Metro Jacksonville visits a peer community with a vibrant downtown in Central Ohio: Columbus
THE ARENA DISTRICT
The Arena District is a 75-acre mixed use urban infill and master planned development. It centers around Nationwide Arena, the home of the Columbus Blue Jackets NHL team. The district is also the site of Huntington Park, the new home for the Triple-A Columbus Clippers. Additionally, the outdoor music venue Lifestyle Communities Pavilion, as well as the Arena Grand Theatre are both located in the Arena District. It is developed, managed and marketed by Nationwide Realty Investors, the real estate development affiliate of Nationwide, which has its world headquarters in Columbus.

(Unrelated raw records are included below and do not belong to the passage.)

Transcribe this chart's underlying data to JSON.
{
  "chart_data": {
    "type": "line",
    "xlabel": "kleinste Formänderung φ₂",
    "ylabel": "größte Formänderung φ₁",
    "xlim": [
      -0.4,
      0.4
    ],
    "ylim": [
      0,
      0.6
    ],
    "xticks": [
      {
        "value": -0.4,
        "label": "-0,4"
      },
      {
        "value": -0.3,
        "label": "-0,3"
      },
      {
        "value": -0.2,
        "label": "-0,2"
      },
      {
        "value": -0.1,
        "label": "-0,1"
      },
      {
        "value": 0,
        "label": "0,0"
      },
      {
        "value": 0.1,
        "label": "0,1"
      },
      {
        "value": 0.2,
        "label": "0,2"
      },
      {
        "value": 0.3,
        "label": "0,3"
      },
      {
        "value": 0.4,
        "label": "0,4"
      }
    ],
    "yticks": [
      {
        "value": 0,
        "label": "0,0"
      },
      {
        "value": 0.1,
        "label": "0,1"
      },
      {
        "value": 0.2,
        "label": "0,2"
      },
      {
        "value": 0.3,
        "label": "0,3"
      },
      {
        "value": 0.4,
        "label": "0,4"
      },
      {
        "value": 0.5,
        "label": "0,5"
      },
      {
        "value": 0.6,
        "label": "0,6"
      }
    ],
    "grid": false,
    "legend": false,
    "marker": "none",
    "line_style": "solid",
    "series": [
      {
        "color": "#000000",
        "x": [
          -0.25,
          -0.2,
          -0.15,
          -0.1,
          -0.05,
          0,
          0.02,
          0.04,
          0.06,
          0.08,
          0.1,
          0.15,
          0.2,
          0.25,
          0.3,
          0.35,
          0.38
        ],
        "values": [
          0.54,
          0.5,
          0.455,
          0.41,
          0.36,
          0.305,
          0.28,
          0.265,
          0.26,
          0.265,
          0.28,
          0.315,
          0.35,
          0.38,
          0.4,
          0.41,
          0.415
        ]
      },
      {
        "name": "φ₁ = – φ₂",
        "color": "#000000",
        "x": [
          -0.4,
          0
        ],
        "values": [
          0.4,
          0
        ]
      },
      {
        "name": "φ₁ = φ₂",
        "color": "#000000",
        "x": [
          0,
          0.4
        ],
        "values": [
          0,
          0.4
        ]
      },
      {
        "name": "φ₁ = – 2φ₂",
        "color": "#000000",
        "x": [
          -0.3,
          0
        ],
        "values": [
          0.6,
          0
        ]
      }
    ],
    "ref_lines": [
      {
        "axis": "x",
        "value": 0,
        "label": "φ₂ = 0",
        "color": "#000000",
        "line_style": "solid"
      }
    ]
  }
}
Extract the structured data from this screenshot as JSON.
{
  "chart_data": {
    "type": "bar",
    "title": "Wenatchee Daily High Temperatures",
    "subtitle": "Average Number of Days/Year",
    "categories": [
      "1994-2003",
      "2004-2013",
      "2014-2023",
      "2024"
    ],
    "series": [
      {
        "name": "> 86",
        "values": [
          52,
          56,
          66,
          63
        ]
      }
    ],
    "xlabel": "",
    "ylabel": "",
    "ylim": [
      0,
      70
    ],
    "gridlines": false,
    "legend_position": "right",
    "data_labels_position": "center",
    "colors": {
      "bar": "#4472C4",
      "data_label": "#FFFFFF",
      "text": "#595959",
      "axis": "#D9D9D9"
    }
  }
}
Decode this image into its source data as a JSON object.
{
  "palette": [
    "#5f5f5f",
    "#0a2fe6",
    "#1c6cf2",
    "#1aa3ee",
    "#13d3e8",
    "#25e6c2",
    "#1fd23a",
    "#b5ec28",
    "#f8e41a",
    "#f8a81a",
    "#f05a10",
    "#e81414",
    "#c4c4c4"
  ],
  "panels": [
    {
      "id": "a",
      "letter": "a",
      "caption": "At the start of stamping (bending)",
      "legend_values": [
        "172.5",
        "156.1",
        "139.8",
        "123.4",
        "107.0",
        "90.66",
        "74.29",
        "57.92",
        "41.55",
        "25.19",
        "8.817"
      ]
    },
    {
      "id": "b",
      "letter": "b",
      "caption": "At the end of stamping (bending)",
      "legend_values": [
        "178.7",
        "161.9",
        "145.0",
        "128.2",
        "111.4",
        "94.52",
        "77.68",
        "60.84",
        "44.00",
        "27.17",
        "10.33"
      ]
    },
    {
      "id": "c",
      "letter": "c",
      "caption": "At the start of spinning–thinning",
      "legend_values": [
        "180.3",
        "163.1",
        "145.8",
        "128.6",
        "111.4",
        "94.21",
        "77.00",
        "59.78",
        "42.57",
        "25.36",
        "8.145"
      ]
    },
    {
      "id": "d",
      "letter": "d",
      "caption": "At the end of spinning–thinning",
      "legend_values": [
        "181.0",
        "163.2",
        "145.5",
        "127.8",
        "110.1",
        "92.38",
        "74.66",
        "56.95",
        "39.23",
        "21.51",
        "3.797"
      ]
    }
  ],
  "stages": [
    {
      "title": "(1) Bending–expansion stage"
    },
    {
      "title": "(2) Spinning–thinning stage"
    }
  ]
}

Before its creation in the late 1990s, the area was home to the Ohio Penitentiary, closed since 1983. The Penitentiary was demolished in 1998.
Completed in 2009, Huntington Park is a $70 million, 10,100 seat ballpark. It is the home of the Columbus Clippers, a Triple-A minor league baseball team currently affiliated with the Cleveland Indians.
The 20,000 seat Nationwide Arena opened in 2000 and is the home of the National Hockey League's (NHL) Columbus Blue Jackets.
Also known as Arch Park, McFerson Commons is a 2.2 acre green space in the Arena District. The central point of the park is the old Union Station arch. The entire Union Station was demolished in the 1970's except for this arch which was reconstructed in McFerson Commons prior to the move. This park over looks Nationwide Arena to the North and the new North Bank Park can be seen just to the south.
Open lawn is used for kickball, flag football, and special events. Contains arch from Union Train Station designed by Daniel Burnham in 1983. Arch was main portal at entry to station that once stood along high street where the convention center now stands.
Ohios capital city, like many others in 19th century America, built a series of public markets to facilitate agricultural and industrial as well as retail trade around the middle of the 19th century.
By the mid-20th century, changing demographics and shopping preferences, coupled with a series of fires left Columbus with only one public market, the North Market, which after a 1947 fire was housed in a Quonset hut erected by the Merchants Association.
In 1988, a group called the North Market Development Authority was established as part of a movement to restore the market and the market concept to its former status as a vital part of the Columbus community. The suburbanization of the city had dealt the downtown area an economic blow, but the success of the movement to preserve Columbus German Village neighborhood provided an example that large-scale neighborhood rehabilitation was possible in the capital city. In 1982, the North Market District was nominated to the National Register of Historic Places by the Columbus Landmarks Foundation and in December 1992, Nationwide Insurance sold the NMDA the former Advanced Thresher farm machinery warehouse located just behind the markets original High Street location. The rehabilitated warehouse, financed by $5 million raised by NDMA from corporate and city sources, reopened as the new North Market in November 1995.
The market can be thought of as a concept somewhere between a shopping mall and a supermarket. Its retail space is leased out to independent merchants and artisans who operate within the market. The current 36 merchants are a mixture of delis, bakeries, pastry shops, ethnic food restaurants, specialty goods stores, and produce stands. One million shoppers visit the North Market every year, and many regular customers develop personal relationships with the owners and operators of the markets businesses.
The Greater Columbus Convention Center was constructed in 1993 and expanded in 1999. The 1,700,000-square-foot facility includes 426,000 square feet of exhibition space, two ballrooms and 61 meeting rooms.
The Hyde Park Steakhouse occupies a retail space constructed over Interstate 670. Columbus-based developer Continental Real Estate opened the $7.5 million Cap project in 2004, with public funding from the Ohio Department of Transportation and the city of Columbus. The shopping strip offers 27,000 square feet of space for retail and restaurants, and serves as a connecting bridge between downtown Columbus and the Short North.